El tiempo no está hecho de nada pero controla el ritmo de todo. Y afirmo esto porque no hay duda de que las horas pasan. El problema surge cuando nos preguntamos qué es eso que está pasando. El tiempo no tiene masa ni energía; no está compuesto por partículas ni por ondas; no es sólido ni líquido, tampoco gaseoso. Mucho menos es plasma. El tiempo es tiempo. Punto. Existe y lo confirma la música que reproduce Alexa, la voz que avanza sobre este teclado y ese rostro inmóvil que refleja el espejo del baño.
Empero, el tiempo está hecho de nosotros mismos. Existe porque existimos, porque somos observadores conscientes de su paso. Somos tiempo encarnado, somos la percepción de nuestro propio tiempo.
Los humanos entendemos el tránsito temporal como un río que fluye, como una espiral que gira, como una eternidad finita pero ilimitada. Esta comprensión nace de la muerte, de saber que la vida se acaba. A diferencia de otros animales, nosotros somos productores de futuro. Partiendo del pasado, en el presente podemos soñar con un porvenir.
Pese a la aparente constancia de nuestras horas, éstas no siempre han fluido como ahora. En cada civilización y en cada momento histórico se ha comprendido el fluir temporal de manera única. ¿Cómo sentían el paso de los minutos nuestros ancestros cuando no había minutos ni mucho menos herramientas para medirlos?
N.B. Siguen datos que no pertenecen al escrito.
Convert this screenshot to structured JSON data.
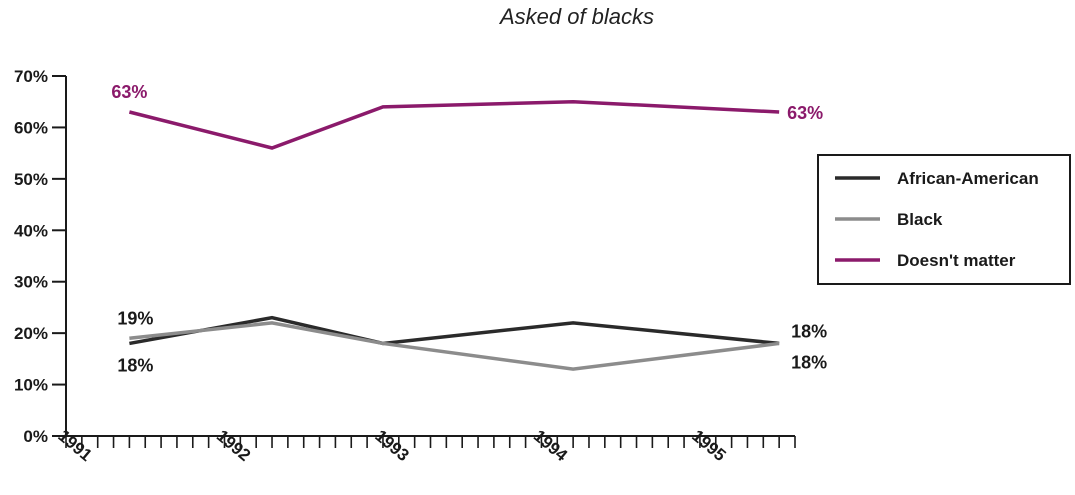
{
  "chart_data": {
    "type": "line",
    "title": "Asked of blacks",
    "x_tick_labels": [
      "1991",
      "1992",
      "1993",
      "1994",
      "1995"
    ],
    "x_points": [
      1991.4,
      1992.3,
      1993.0,
      1994.2,
      1995.5
    ],
    "xlim": [
      1991,
      1995.6
    ],
    "ylim": [
      0,
      70
    ],
    "y_ticks": [
      0,
      10,
      20,
      30,
      40,
      50,
      60,
      70
    ],
    "y_tick_labels": [
      "0%",
      "10%",
      "20%",
      "30%",
      "40%",
      "50%",
      "60%",
      "70%"
    ],
    "series": [
      {
        "name": "African-American",
        "color": "#2a2a2a",
        "values": [
          18,
          23,
          18,
          22,
          18
        ]
      },
      {
        "name": "Black",
        "color": "#8c8c8c",
        "values": [
          19,
          22,
          18,
          13,
          18
        ]
      },
      {
        "name": "Doesn't matter",
        "color": "#8b1a6b",
        "values": [
          63,
          56,
          64,
          65,
          63
        ]
      }
    ],
    "data_labels": [
      {
        "text": "63%",
        "series": "Doesn't matter",
        "point": "first",
        "color": "#8b1a6b"
      },
      {
        "text": "63%",
        "series": "Doesn't matter",
        "point": "last",
        "color": "#8b1a6b"
      },
      {
        "text": "19%",
        "series": "Black",
        "point": "first",
        "color": "#1a1a1a"
      },
      {
        "text": "18%",
        "series": "African-American",
        "point": "first",
        "color": "#1a1a1a"
      },
      {
        "text": "18%",
        "series": "African-American",
        "point": "last",
        "color": "#1a1a1a"
      },
      {
        "text": "18%",
        "series": "Black",
        "point": "last",
        "color": "#1a1a1a"
      }
    ],
    "legend": {
      "position": "right",
      "entries": [
        "African-American",
        "Black",
        "Doesn't matter"
      ]
    },
    "grid": false
  }
}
Fue esa sensación de tránsito, de movimiento, de cambio, la que nos llevó a evolucionar; la que nos obligó a meter la hora en el vaso del que habla Marcel Proust. Primero observamos los astros y las sombras solares; después inventamos el reloj de arena y la clepsidra; más tarde aprovechamos la cera de las velas; finalmente llegamos a las manecillas del reloj, los púlsares y los relojes atómicos. Todo esto solo para entender que flotamos en un continuo no sé qué que no se detiene. Entonces, insisto, ¿qué es el tiempo?
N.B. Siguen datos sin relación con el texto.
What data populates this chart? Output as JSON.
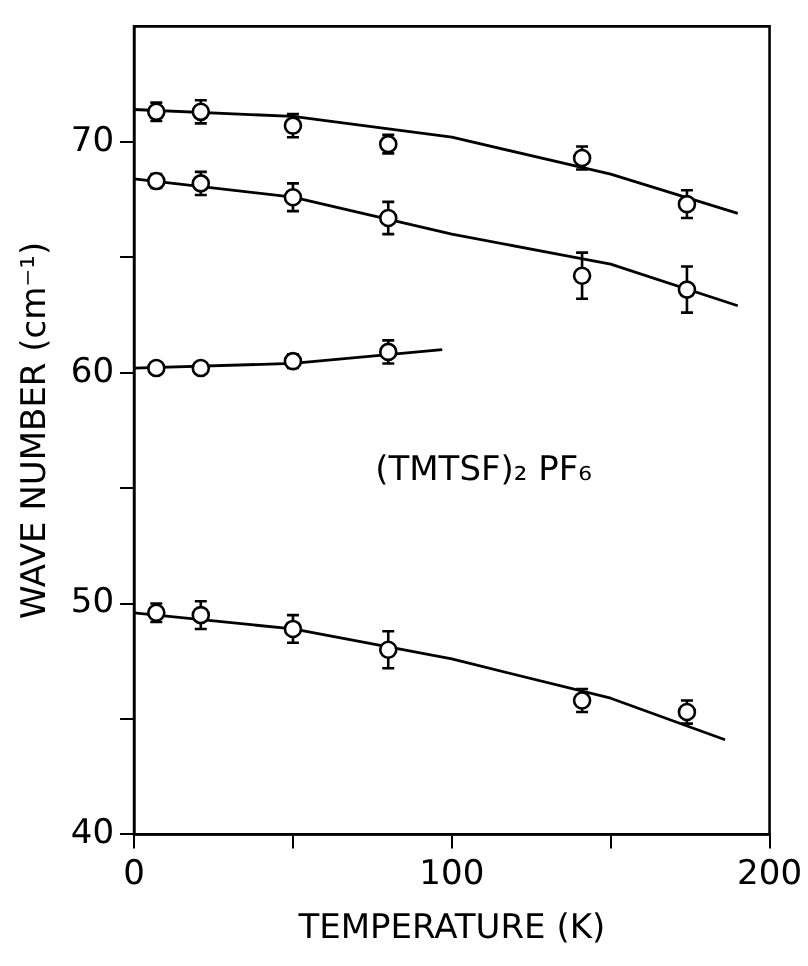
{
  "chart_data": {
    "type": "scatter",
    "xlabel": "TEMPERATURE (K)",
    "ylabel": "WAVE NUMBER (cm⁻¹)",
    "annotations": [
      "(TMTSF)₂ PF₆"
    ],
    "xlim": [
      0,
      200
    ],
    "xticks": [
      0,
      {
        "value": 50,
        "label": null
      },
      100,
      {
        "value": 150,
        "label": null
      },
      200
    ],
    "ylim": [
      40,
      75
    ],
    "yticks": [
      40,
      {
        "value": 45,
        "label": null
      },
      50,
      {
        "value": 55,
        "label": null
      },
      60,
      {
        "value": 65,
        "label": null
      },
      70
    ],
    "grid": false,
    "legend": false,
    "marker": "circle",
    "series": [
      {
        "color": "#000000",
        "x": [
          7,
          21,
          50,
          80,
          141,
          174
        ],
        "values": [
          71.3,
          71.3,
          70.7,
          69.9,
          69.3,
          67.3
        ],
        "errors": [
          0.4,
          0.5,
          0.5,
          0.4,
          0.5,
          0.6
        ]
      },
      {
        "color": "#000000",
        "x": [
          7,
          21,
          50,
          80,
          141,
          174
        ],
        "values": [
          68.3,
          68.2,
          67.6,
          66.7,
          64.2,
          63.6
        ],
        "errors": [
          0.3,
          0.5,
          0.6,
          0.7,
          1.0,
          1.0
        ]
      },
      {
        "color": "#000000",
        "x": [
          7,
          21,
          50,
          80
        ],
        "values": [
          60.2,
          60.2,
          60.5,
          60.9
        ],
        "errors": [
          null,
          null,
          0.3,
          0.5
        ]
      },
      {
        "color": "#000000",
        "x": [
          7,
          21,
          50,
          80,
          141,
          174
        ],
        "values": [
          49.6,
          49.5,
          48.9,
          48.0,
          45.8,
          45.3
        ],
        "errors": [
          0.4,
          0.6,
          0.6,
          0.8,
          0.5,
          0.5
        ]
      },
      {
        "type": "line",
        "color": "#000000",
        "marker": "none",
        "x": [
          0,
          50,
          100,
          150,
          190
        ],
        "values": [
          71.4,
          71.1,
          70.2,
          68.6,
          66.9
        ]
      },
      {
        "type": "line",
        "color": "#000000",
        "marker": "none",
        "x": [
          0,
          50,
          100,
          150,
          190
        ],
        "values": [
          68.4,
          67.6,
          66.0,
          64.7,
          62.9
        ]
      },
      {
        "type": "line",
        "color": "#000000",
        "marker": "none",
        "x": [
          0,
          50,
          97
        ],
        "values": [
          60.2,
          60.4,
          61.0
        ]
      },
      {
        "type": "line",
        "color": "#000000",
        "marker": "none",
        "x": [
          0,
          50,
          100,
          150,
          186
        ],
        "values": [
          49.6,
          48.9,
          47.6,
          45.9,
          44.1
        ]
      }
    ]
  }
}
Platón lo ubicó dentro de nosotros; Aristóteles lo definió como puro movimiento; San Agustín lo entendía pero no podía explicarlo; Kant lo concibió como la herramienta que organiza la vida; Bergson habló de la duración como experiencia vivida; Einstein nos reveló su relatividad, mientras que Hawking sugirió una flecha psicológica exclusiva del planeta Tierra, porque en el Cosmos, decía, no existe un ahora.
En 1927, Arthur S. Eddington incrustó la flecha del tiempo en nuestra mente: pasado atrás, presente constante, futuro siempre hacia delante. Pero esta noción es meramente occidental. En contraste, la cultura aymara, por ejemplo, entiende que el pasado está adelante y el futuro a nuestras espaldas. Y no se equivoca, pues avanzamos de espaldas, viendo cómo se aleja lo que ya pasó y descubriendo lo que estaba oculto tras nosotros.
En el fondo, el tiempo es una forma humana de dar sentido a nuestro caos, de imponer orden al movimiento, de creer que algo permanece mientras todo cambia. Es, quizás, de los poquísimos misterios que podemos habitar sin resolver. Nos permite construir recuerdos que definen quiénes somos y soñar futuros que determinan hacia dónde vamos. Esta maravilla humana es la que nos mueve a disfrutar cada momento, archivando en nuestra memoria lo que hemos vivido, aquello que nos da identidad, eso que somos en el ahora. En el presente, la noción temporal nos regala un milagro y un motivo: saber que mañana –con suerte– será otro día.